What the Test Does Not Measure
I want to be clear about the limitations of this approach, because like any single tool, it can be misapplied.
The reporter test measures clarity and describability. It does not measure emotional depth. Some of the most powerful moments in magic are atmospheric, emotional, experiential — they create a feeling rather than a describable event. A beautiful manipulation routine performed to music may not pass the reporter test in the traditional sense, but it may produce an experience that is deeply moving and memorable.
The test also does not measure deceptive strength. An effect can be perfectly describable and still be weak if the audience suspects they know how it was done. Describability and impossibility are separate qualities, and both are necessary for great magic.
What the test does measure, reliably and ruthlessly, is whether the audience can carry your magic out of the room with them. Whether the experience you created will survive the transition from live performance to verbal description. Whether your magic has legs.
And in the professional world of corporate entertainment and keynote speaking, where every show is an audition for the next show, having magic with legs is not optional. It is the foundation of a sustainable career.
The Final Test
I will close with a challenge I give myself regularly and that I think every performer should adopt.
After every show, find someone who watched it and ask them to describe their favorite moment. Do not prompt them. Do not suggest effects. Just ask: “What was the thing that stuck with you?”
Listen to the description. Was it one sentence? Was it vivid? Did it communicate the impossible thing that happened? Did it make you, hearing it described back to you, feel that the effect had landed the way you intended?

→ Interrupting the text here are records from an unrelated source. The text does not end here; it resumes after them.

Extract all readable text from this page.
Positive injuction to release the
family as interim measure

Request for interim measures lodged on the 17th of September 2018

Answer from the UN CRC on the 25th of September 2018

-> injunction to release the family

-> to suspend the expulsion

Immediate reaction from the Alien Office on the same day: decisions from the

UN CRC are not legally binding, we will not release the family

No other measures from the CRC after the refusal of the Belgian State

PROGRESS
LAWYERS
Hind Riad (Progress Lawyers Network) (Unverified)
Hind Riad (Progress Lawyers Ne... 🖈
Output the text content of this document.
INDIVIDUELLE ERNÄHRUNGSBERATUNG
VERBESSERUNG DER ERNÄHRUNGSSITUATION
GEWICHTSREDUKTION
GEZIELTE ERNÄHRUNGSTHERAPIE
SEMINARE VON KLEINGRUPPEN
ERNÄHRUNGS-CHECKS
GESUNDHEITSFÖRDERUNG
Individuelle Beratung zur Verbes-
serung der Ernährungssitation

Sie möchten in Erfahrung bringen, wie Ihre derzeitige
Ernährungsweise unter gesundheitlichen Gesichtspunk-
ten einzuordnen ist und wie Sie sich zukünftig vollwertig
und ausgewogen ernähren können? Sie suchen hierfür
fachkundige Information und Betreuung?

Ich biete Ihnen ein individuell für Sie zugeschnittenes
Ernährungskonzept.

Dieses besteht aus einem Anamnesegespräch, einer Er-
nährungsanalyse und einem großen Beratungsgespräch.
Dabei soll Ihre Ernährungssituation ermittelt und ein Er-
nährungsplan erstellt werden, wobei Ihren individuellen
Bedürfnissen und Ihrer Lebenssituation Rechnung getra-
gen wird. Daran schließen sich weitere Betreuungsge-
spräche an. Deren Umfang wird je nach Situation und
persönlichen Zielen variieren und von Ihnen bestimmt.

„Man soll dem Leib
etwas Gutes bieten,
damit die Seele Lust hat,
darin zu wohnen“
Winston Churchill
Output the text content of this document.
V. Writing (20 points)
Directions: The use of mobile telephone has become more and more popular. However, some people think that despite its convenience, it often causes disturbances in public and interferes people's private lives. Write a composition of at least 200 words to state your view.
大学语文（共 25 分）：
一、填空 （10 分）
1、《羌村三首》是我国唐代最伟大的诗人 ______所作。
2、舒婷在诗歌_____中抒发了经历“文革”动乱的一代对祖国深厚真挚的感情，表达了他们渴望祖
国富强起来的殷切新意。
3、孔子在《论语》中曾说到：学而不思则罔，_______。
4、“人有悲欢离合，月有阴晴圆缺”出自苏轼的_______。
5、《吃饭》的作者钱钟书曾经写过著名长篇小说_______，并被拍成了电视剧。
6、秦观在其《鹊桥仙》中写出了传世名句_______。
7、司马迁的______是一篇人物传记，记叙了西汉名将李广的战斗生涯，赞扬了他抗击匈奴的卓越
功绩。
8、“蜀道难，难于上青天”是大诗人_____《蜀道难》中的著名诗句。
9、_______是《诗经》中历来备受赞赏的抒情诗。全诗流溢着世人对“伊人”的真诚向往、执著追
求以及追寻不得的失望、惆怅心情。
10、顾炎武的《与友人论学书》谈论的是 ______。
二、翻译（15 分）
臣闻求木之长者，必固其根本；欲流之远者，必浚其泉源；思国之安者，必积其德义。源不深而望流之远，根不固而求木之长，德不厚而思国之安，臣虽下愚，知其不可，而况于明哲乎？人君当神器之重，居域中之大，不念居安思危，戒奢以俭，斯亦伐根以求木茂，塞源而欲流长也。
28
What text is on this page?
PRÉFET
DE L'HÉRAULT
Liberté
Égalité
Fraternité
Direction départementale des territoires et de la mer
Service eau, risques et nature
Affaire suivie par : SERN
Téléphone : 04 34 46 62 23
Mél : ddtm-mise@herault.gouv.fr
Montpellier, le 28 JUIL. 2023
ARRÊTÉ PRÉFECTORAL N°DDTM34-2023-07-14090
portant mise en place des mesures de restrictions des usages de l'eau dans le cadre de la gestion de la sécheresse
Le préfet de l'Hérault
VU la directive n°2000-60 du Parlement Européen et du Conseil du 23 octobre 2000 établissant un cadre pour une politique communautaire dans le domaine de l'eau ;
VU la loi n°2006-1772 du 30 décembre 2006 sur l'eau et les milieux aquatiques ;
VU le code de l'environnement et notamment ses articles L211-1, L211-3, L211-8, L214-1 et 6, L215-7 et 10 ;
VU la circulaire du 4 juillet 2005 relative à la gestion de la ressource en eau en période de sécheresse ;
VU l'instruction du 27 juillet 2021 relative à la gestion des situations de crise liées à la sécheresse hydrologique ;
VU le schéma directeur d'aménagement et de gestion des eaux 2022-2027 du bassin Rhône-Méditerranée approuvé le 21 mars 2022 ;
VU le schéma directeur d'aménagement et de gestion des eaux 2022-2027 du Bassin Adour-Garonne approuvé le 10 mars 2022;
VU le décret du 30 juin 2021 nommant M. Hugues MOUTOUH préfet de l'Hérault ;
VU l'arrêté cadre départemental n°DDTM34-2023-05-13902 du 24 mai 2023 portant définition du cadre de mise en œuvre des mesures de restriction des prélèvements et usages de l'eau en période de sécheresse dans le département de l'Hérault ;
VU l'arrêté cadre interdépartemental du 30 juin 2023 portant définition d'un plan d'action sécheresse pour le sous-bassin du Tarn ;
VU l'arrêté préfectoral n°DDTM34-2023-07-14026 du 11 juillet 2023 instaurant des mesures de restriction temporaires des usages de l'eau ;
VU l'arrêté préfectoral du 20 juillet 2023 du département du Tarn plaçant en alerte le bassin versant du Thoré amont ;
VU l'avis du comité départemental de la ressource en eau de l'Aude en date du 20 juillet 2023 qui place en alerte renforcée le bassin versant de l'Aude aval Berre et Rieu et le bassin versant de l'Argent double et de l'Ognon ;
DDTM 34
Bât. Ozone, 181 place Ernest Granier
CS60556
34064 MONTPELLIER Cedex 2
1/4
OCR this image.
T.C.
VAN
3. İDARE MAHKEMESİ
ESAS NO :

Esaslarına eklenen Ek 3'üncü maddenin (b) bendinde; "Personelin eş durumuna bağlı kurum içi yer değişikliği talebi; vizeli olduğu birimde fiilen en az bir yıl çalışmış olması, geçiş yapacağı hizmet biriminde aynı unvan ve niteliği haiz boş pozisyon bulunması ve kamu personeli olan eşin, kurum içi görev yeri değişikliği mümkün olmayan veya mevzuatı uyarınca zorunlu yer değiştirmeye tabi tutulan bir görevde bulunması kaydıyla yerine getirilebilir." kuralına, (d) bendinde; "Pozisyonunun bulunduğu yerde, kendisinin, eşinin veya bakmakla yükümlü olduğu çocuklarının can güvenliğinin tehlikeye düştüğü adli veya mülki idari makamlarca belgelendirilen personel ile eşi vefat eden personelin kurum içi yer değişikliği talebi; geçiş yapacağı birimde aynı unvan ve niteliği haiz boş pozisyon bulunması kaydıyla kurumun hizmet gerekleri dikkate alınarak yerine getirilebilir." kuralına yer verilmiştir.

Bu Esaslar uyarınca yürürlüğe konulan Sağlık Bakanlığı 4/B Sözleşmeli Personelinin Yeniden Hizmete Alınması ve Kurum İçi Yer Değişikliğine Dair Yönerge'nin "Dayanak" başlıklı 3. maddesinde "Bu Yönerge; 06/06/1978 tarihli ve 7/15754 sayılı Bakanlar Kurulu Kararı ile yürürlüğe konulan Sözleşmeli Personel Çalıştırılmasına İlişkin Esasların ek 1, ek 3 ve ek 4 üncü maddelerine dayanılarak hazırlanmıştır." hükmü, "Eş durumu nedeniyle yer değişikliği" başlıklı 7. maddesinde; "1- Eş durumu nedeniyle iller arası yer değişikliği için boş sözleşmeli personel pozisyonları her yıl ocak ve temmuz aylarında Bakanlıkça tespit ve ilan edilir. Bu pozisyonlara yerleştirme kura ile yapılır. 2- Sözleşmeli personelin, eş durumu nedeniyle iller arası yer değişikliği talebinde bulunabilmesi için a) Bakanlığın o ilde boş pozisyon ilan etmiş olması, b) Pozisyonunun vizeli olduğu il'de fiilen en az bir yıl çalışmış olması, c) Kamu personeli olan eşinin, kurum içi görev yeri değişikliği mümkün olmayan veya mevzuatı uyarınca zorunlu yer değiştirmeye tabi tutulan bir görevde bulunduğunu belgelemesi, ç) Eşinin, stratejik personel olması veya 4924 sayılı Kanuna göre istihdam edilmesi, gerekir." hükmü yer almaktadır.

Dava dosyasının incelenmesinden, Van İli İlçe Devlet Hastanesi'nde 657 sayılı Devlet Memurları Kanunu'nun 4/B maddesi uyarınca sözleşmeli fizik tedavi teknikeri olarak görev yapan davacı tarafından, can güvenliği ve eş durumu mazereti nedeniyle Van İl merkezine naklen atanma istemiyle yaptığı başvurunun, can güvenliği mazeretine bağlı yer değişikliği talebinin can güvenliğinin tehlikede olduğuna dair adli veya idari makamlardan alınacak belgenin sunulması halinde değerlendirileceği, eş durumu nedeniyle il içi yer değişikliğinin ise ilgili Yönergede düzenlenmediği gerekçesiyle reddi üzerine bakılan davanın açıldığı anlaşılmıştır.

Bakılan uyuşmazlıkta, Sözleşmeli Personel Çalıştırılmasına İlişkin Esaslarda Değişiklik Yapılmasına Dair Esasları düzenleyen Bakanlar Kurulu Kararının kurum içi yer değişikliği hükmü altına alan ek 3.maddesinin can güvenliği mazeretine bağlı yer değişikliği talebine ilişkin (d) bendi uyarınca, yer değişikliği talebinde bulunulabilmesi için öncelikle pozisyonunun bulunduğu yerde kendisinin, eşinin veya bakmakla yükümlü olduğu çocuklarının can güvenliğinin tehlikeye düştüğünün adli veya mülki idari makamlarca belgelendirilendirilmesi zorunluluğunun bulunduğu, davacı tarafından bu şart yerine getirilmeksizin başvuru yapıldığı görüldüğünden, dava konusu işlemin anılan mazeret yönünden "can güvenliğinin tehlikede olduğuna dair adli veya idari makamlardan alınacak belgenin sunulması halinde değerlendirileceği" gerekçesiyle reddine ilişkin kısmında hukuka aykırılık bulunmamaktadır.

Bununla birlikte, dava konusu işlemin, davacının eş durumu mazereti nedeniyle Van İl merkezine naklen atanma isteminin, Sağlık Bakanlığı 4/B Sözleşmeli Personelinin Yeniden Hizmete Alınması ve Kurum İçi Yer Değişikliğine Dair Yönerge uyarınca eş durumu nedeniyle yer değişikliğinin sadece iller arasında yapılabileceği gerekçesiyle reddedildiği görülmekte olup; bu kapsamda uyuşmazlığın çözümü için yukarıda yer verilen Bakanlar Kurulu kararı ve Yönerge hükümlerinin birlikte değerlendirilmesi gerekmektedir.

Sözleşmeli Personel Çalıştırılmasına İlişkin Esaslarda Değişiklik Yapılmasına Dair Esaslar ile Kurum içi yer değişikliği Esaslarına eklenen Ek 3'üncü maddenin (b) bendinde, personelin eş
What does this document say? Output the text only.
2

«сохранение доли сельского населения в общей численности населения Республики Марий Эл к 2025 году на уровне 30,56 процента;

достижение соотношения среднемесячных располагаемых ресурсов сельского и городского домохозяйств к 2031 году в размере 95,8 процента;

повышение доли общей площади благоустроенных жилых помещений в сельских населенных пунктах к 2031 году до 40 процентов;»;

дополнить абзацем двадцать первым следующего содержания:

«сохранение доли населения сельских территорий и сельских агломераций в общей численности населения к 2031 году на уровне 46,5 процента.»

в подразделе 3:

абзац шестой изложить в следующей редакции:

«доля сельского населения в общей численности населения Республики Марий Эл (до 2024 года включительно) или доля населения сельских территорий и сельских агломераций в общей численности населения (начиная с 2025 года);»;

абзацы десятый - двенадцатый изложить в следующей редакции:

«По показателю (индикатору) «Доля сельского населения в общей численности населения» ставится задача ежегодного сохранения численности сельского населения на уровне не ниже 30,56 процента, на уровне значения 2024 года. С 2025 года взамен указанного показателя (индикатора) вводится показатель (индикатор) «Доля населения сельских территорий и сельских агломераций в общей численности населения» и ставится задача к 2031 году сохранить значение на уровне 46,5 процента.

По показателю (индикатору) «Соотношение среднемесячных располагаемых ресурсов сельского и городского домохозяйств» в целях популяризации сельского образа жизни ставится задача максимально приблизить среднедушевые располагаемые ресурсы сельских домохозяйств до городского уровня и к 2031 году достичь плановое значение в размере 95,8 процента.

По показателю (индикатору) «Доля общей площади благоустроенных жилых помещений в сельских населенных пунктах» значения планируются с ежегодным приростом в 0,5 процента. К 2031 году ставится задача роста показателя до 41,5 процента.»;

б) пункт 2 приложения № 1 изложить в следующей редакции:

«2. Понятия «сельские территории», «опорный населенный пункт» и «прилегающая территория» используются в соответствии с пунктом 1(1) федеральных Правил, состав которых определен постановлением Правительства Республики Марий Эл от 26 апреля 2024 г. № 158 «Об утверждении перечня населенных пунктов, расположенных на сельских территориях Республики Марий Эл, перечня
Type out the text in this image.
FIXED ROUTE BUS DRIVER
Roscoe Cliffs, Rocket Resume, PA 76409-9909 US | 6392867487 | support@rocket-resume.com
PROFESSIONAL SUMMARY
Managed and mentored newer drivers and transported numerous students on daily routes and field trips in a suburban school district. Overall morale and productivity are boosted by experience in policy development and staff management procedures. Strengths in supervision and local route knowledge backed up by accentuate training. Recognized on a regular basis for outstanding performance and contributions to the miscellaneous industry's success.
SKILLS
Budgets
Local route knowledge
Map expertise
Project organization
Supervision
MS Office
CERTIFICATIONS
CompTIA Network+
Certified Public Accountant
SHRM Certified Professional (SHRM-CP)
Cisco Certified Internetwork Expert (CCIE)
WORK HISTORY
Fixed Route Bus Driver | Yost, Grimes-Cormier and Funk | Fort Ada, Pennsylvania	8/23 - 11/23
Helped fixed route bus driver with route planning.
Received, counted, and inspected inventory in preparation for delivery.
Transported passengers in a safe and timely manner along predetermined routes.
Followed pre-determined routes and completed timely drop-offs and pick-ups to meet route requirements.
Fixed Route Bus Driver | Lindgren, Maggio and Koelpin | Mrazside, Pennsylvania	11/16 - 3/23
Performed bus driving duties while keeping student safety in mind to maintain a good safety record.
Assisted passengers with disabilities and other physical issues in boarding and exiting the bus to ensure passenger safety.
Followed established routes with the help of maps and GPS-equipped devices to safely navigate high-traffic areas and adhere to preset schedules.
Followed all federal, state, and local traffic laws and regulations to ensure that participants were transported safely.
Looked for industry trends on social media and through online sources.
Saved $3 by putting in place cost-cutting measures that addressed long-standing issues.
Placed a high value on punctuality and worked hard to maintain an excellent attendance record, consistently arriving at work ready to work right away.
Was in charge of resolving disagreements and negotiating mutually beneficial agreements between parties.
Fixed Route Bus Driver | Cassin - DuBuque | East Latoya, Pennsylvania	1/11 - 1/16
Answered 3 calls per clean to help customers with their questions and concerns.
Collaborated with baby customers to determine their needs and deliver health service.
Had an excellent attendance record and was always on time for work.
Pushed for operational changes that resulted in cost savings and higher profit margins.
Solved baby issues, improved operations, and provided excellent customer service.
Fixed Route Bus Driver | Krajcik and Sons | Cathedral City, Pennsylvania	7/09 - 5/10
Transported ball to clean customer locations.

If yes, that effect has passed the ultimate test. It is not just a good trick. It is a good story — a story the audience tells for you, in your absence, carrying your magic into rooms you will never enter and conversations you will never hear.
If the description is confused, vague, or requires multiple attempts, you have work to do. Not on the method. On the clarity. On the structure. On the fundamental question of whether the audience understood what they were supposed to experience.
The reporter test is not the only way to evaluate material. But in my experience, it is the most honest one. Because the audience’s description of your show is the truest mirror you will ever find. It reflects not what you intended to show them, but what they actually saw.
And that is the only thing that matters.